6.825
Exercise 3: SVMs
Due Thursday December 8th at 5pm 
Please turn in to the box outside Tomas's door

This exercise asks you to go through some small experiments
with support vector machines. For more information on support 
vector machines, see the svm_links.html page also available
in this directory. The main idea here is to look at using
SVMs as a way to try to find a classifier to separate two
classes based on their feature values. For example, you might
want to classify whether an image is of a woman or a man
based on the 16x16 pixels that make up an image (and so here
the features are the pixels and the class is "man" or "woman").
In this exercise you are asked to look at learning a classifier
on a set of training examples, and then test this classifier
on a set of test data. We want you to explore how different
kernels will allow you to learn different sorts of classifiers:
a linear kernel only allows the classifier to learn a line
that separates the input examples, but other kernels allow
more complicated, nonlinear functions to separate the data.

Here we are using SVM light to run our experiments. See 
http://svmlight.joachims.org/ for more information on SVM light.
I have set it up in my Public athena account and you are welcome
to use it there or download and install it.

There are 2 example directories in my Public athena account, 6825 directory
http://web.mit.edu/emmab/Public/6825

ex1
ex2

Inside each is a training and testing set of data, as well as a picture
of the training data in a pdf file.

To train using svmlight, run

./svm_learn options  input-data-file output-model-filename
Useful options include
-t 0   		= linear kernel
-t 1 -d 2 	= poly kernel of degree 2
-t 2 -g 10	= RB kernel with sigma = 1/10
-c 1		= set C to be 1 (penalty of classification errors)

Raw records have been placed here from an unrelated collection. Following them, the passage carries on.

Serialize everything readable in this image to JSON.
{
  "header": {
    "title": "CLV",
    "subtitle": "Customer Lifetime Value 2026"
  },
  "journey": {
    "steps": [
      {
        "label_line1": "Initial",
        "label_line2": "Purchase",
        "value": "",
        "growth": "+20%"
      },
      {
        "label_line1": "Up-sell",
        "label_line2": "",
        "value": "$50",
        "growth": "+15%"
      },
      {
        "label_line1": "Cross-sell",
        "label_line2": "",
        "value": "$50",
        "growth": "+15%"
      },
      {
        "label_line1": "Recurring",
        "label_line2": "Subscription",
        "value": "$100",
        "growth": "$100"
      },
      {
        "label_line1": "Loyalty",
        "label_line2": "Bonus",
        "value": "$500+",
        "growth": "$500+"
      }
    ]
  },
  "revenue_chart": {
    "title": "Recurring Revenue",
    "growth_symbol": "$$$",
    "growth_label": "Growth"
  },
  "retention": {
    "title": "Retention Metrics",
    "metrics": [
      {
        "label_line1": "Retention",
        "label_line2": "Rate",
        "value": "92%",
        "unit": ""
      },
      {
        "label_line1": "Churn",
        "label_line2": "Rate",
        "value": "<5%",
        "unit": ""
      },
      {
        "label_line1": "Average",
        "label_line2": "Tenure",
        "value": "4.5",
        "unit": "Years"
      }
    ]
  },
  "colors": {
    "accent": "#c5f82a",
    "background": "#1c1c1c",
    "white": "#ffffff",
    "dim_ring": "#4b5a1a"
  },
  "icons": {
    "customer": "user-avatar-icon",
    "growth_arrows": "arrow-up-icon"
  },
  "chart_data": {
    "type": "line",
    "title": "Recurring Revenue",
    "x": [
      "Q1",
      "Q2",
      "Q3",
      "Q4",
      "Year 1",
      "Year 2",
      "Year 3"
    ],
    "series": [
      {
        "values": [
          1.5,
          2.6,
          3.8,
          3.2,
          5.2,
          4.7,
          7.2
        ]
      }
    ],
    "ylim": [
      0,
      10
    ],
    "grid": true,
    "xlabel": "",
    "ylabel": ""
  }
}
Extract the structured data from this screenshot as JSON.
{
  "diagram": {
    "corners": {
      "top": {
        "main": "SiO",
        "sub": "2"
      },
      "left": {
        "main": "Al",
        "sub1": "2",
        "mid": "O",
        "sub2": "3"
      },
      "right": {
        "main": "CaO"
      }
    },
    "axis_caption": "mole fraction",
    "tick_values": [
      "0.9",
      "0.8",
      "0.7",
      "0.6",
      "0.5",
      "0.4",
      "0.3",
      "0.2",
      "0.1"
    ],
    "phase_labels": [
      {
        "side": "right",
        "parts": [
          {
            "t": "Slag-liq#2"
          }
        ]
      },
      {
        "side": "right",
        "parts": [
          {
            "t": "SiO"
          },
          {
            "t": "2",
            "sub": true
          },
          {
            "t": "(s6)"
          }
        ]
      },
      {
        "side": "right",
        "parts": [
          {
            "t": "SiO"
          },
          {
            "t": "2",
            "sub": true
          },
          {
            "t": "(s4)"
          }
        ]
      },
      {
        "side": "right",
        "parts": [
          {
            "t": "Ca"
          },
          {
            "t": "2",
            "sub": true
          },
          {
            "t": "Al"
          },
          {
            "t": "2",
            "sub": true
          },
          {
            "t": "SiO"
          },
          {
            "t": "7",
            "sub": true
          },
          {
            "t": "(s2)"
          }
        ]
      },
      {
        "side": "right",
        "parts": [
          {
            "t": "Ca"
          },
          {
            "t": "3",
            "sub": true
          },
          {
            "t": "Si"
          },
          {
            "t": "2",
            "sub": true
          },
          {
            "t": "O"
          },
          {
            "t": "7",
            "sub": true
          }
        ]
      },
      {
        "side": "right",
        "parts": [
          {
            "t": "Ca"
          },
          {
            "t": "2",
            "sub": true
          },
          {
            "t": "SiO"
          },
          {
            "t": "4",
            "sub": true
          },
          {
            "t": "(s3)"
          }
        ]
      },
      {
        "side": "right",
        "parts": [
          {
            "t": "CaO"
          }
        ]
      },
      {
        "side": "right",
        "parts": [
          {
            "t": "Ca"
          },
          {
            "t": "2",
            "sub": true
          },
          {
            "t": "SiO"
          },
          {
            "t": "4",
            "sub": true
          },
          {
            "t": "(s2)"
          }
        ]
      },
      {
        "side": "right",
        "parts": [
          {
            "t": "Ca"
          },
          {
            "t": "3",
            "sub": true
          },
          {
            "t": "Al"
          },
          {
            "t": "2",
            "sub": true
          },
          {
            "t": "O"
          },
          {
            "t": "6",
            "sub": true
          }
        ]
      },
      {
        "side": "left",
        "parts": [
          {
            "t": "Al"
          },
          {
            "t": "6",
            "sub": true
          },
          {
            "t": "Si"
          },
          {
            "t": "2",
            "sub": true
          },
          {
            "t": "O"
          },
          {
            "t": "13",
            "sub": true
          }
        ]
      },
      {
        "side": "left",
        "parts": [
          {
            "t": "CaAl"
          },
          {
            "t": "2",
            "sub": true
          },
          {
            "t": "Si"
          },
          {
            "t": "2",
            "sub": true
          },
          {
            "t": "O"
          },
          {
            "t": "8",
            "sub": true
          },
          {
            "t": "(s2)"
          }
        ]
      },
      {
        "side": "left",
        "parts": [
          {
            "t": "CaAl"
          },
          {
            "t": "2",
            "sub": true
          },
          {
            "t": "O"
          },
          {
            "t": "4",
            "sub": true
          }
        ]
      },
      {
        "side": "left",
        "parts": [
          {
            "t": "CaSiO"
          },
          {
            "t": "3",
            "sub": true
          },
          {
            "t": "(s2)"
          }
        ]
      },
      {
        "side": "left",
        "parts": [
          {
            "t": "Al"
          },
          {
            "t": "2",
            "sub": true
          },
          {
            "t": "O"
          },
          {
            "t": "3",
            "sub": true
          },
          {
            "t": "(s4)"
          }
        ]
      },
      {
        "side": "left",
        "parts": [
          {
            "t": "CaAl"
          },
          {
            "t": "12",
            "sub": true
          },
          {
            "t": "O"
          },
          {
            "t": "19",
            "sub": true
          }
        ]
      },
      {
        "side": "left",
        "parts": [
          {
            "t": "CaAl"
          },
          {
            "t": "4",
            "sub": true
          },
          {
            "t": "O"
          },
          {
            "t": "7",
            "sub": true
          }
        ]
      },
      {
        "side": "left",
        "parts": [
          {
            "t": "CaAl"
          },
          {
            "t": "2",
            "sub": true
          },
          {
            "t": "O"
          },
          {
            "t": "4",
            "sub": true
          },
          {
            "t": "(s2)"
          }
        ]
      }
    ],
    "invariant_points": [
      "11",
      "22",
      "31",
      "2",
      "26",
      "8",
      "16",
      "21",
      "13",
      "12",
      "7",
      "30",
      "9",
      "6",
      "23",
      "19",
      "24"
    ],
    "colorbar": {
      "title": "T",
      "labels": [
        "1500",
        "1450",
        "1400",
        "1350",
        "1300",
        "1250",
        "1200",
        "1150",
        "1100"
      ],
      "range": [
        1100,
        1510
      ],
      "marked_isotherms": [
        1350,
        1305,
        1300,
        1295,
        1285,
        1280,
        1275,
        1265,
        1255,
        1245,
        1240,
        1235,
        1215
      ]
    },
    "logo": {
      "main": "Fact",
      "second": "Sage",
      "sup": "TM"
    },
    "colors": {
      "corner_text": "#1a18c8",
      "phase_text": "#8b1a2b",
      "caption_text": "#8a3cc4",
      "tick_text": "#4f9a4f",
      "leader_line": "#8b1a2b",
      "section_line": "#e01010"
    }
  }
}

Note that the number of SVs and the misclassifications on the training
set, as well as the C used (if you don't set it) will be written to stdout

To classify a test set and check accuracy, run
/svm_classify test-filename model-filename prediction-filename

Note that the accuracy level will be written to stdout

** Important note: You can either run the code directly from my
Athena public directory from the command line, or you can download
and install SVM light. If you choose to run the code in my Public
directory, then your commands will look something like

./svm_learn options  input-data-file ~/...output-model-filename
/svm_classify test-filename ~/...model-filename ~/...prediction-filename

(Aka you can run the executables in my Public directory but
you don't have write permission to my directory, so the model
and prediction files you create must be written back to your own
directory)


For each example:

Pick 3 different kernels, train and test and report results of
	how many SVs there were
	how many misclassifications on the training set
	Percent accuracy on the test set
For at least 1 kernel (do for all 3 if you have time), choose 3 
values of C (such as C=0.1, C=1, C=20, but you can pick whatever 
you want-- just try to look and see if there are interesting 
differences), and again train, test and report results
as above. Please report all these results in a table form similar 
to the following so that it is easy to compare the between kernel 
and C values:

example table:

Kernel	    C    # SVs   # Misclassifc on Training    % Test Accuracy
poly 2      1      15                     0                 97%
rbf sig=.5  2      ...


Also please answer the following questions (briefly):

As you change C does this alter the number of support vectors? 
As you change the kernel does this change the number of support vectors? 
How does changing C affect the number of training misclassification 
   and test accuracy rate in these 2 examples (if at all)?
How does changing the kernel affect the test accuracy and the number
   of training misclassifications?
For each example, also state:
- What you thought the best kernel and value of C was out of your experiments
- Why do you pick the kernel you did? (generalization as reflected by test
  accuracy, number of support vectors, etc.)